Social Justice Poetry

Najwa Kareem

Baltimore’s Son, Freddie Gray | A Social Justice Poem by Najwa Kareem

Would you have guessed you’d be next?
Perhaps you said so to someone close once in a text. Your suspicions concerning the police kept you running.
Did you ever consider that maybe you were too stunning?
That maybe your continuous smile was too bright.
That maybe your face was filled with too much light.
That maybe your comings and goings, your daily visits to Mom were too much.
That perhaps your happy, cheerful, respectful demeanor could reach out and touch.
That maybe a look into your eyes, they were blinded by the sun.
That surely at the ripe age of 25, your life would be done.
An act of racism I ask?
An act of brutality I ask?
An act of inhumanity I ask?
An act of injustice I ask?
Where in police school does one learn that a young black man standing on the street makes him a suspect?
Where in police school does one learn wearing Prada makes you a
prospective criminal?
Where in police school does one learn that having a nickname Pepper
makes one a target?
Where in police school does one learn that a citizen’s lead
poisoning makes him a magnet for a 6 police officer raid?
Where in police school does one learn that having no knowledge of a
man carrying a knife makes him the next chase?
Where in police school does one learn that being a human officer
entitles one to act unjustly against a human person?

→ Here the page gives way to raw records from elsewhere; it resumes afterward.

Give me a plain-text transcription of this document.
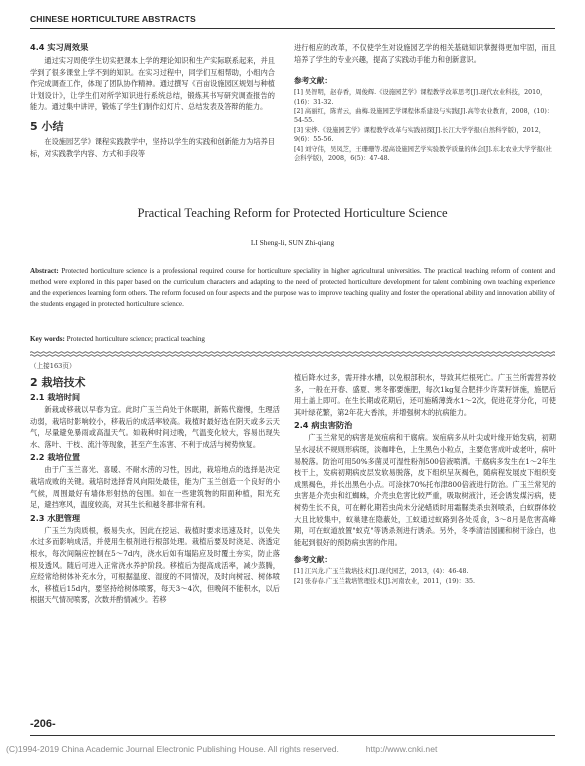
CHINESE HORTICULTURE ABSTRACTS

4.4 实习周效果

通过实习周使学生切实把课本上学的理论知识和生产实际联系起来，并且学到了很多课堂上学不到的知识。在实习过程中，同学们互相帮助，小组内合作完成调查工作，体现了团队协作精神。通过撰写《百亩设施园区规划与种植计划设计》，让学生们对所学知识进行系统总结，锻炼其书写研究调查报告的能力。通过集中讲评，锻炼了学生们制作幻灯片、总结发表及答辩的能力。

5 小结

在设施园艺学》课程实践教学中，坚持以学生的实践和创新能力为培养目标，对实践教学内容、方式和手段等

进行相应的改革，不仅使学生对设施园艺学的相关基础知识掌握得更加牢固，而且培养了学生的专业兴趣，提高了实践动手能力和创新意识。

参考文献：

[1] 吴智明，赵春香，周俊辉.《设施园艺学》课程教学改革思考[J].现代农业科技，2010，(16)：31-32.

[2] 高丽红，陈青云，曲梅.设施园艺学课程体系建设与实践[J].高等农业教育，2008，(10)：54-55.

[3] 宋烨.《设施园艺学》课程教学改革与实践初探[J].长江大学学报(自然科学版)，2012，9(6)：55-56.

[4] 刘守伟，吴凤芝，王珊珊等.提高设施园艺学实验教学质量的体会[J].东北农业大学学报(社会科学版)，2008，6(5)：47-48.

Practical Teaching Reform for Protected Horticulture Science
LI Sheng-li, SUN Zhi-qiang
Abstract: Protected horticulture science is a professional required course for horticulture speciality in higher agricultural universities. The practical teaching reform of content and method were explored in this paper based on the curriculum characters and adapting to the need of protected horticulture development for talent combining own teaching experience and the experiences learning form others. The reform focused on four aspects and the purpose was to improve teaching quality and foster the operational ability and innovation ability of the students engaged in protected horticulture science.
Key words: Protected horticulture science; practical teaching

（上接163页）

2 栽培技术

2.1 栽培时间

新栽或移栽以早春为宜。此时广玉兰尚处于休眠期，新陈代谢慢，生理活动弱，栽培时影响较小，移栽后的成活率较高。栽植时最好选在阴天或多云天气，尽量避免暴雨或高温天气。如栽种时间过晚，气温变化较大，容易出现失水、落叶、干枝、流汁等现象，甚至产生冻害、不利于成活与树势恢复。

2.2 栽培位置

由于广玉兰喜光、喜暖、不耐水涝的习性，因此，栽培地点的选择是决定栽培成败的关键。栽培时选择背风向阳处最佳，能为广玉兰创造一个良好的小气候，周围最好有墙体形射热的包围。如在一些建筑物的阳面种植，阳光充足，避挡寒风，温度较高，对其生长和越冬都非常有利。

2.3 水肥管理

广玉兰为肉质根，极易失水，因此在挖运、栽植时要求迅速及时，以免失水过多而影响成活，并使用生根剂进行根部处理。栽植后要及时浇足、浇透定根水，每次间隔应控制在5～7d内，浇水后如有塌陷应及时覆土夯实，防止落根及透风。随后可进入正常浇水养护阶段。移植后为提高成活率，减少蒸腾，应经常给树体补充水分，可根据温度、湿度的不同情况，及时向树冠、树体喷水，移植后15d内，要坚持给树体喷雾，每天3～4次，但晚间不能积水，以后根据天气情况喷雾，次数并酌情减少。若移

植后降水过多，需开排水槽，以免根部积水，导致其烂根死亡。广玉兰所需营养较多，一般在开春、盛夏、寒冬都要施肥，每次1kg复合肥拌少许菜籽饼施，施肥后用土盖上即可。在生长期或花期后，还可施稀薄粪水1～2次，促进花芽分化，可使其叶绿花繁，第2年花大香浓，并增强树木的抗病能力。

2.4 病虫害防治

广玉兰常见的病害是炭疽病和干腐病。炭疽病多从叶尖或叶缘开始发病，初期呈水浸状不规则形病斑，淡咖啡色，上生黑色小粒点，主要危害成叶或老叶，病叶易脱落。防治可用50%多菌灵可湿性粉剂500倍液喷洒。干腐病多发生在1～2年生枝干上，发病初期病皮层发软易脱落，皮下组织呈灰褐色，随病程发展皮下组织变成黑褐色，并长出黑色小点。可涂抹70%托布津800倍液进行防治。广玉兰常见的虫害是介壳虫和红蜘蛛，介壳虫危害比较严重，吸取树液汁，还会诱发煤污病，使树势生长不良，可在孵化期若虫尚未分泌蜡质时用霜脲类杀虫剂喷杀，白蚁群体较大且比较集中，蚁巢建在隐蔽处，工蚁通过蚁路到各处觅食，3～8月是危害高峰期，可在蚁道放置"蚁克"等诱杀剂进行诱杀。另外，冬季清洁园圃和树干涂白，也能起到很好的预防病虫害的作用。

参考文献：

[1] 江兴龙.广玉兰栽培技术[J].现代园艺，2013，(4)：46-48.

[2] 张春春.广玉兰栽培管理技术[J].河南农业，2011，(19)：35.

-206-
(C)1994-2019 China Academic Journal Electronic Publishing House. All rights reserved.	http://www.cnki.net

Who are you or I to say because he couldn’t read as well as you or I his life didn’t matter?
Who are you or I to say because Freddie lived like many in low-income housing he didn’t deserve a chance at a better life?

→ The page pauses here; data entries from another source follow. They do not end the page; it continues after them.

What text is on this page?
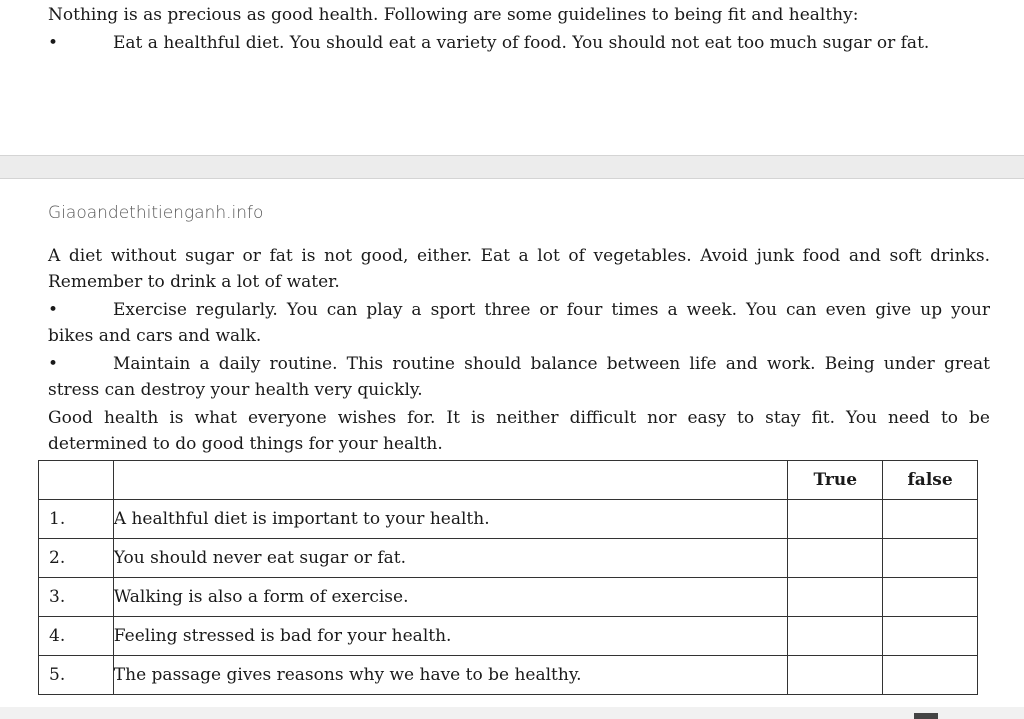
Nothing is as precious as good health. Following are some guidelines to being fit and healthy:

•	Eat a healthful diet. You should eat a variety of food. You should not eat too much sugar or fat.

Giaoandethitienganh.info

A diet without sugar or fat is not good, either. Eat a lot of vegetables. Avoid junk food and soft drinks.

Remember to drink a lot of water.

•	Exercise regularly. You can play a sport three or four times a week. You can even give up your

bikes and cars and walk.

•	Maintain a daily routine. This routine should balance between life and work. Being under great

stress can destroy your health very quickly.

Good health is what everyone wishes for. It is neither difficult nor easy to stay fit. You need to be

determined to do good things for your health.

		True	false
1.	A healthful diet is important to your health.		
2.	You should never eat sugar or fat.		
3.	Walking is also a form of exercise.		
4.	Feeling stressed is bad for your health.		
5.	The passage gives reasons why we have to be healthy.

Who are you or I to say because he had been arrested for drug
possession in the past he didn’t deserve to live out his dream?
Who are you or I to say because he liked to sing and make others laugh he didn’t deserve a life of dignity?
Who are you or I to say he didn’t have the right to continue
visiting his dear Mother, Mrs. Gloria Darden?
Who are you or I to say he shouldn’t have had the privilege to
continue walking Baltimore’s streets?
Now Freddie our hearts grieve your loss.
Now Freddie my heart grieves your uncalled-for death.
Now Freddie your prideful city has simmered down but it still feels
the pain.
Now Freddie my warmest sympathy to you, your family, your friends,
your supporters, and the city of Baltimore.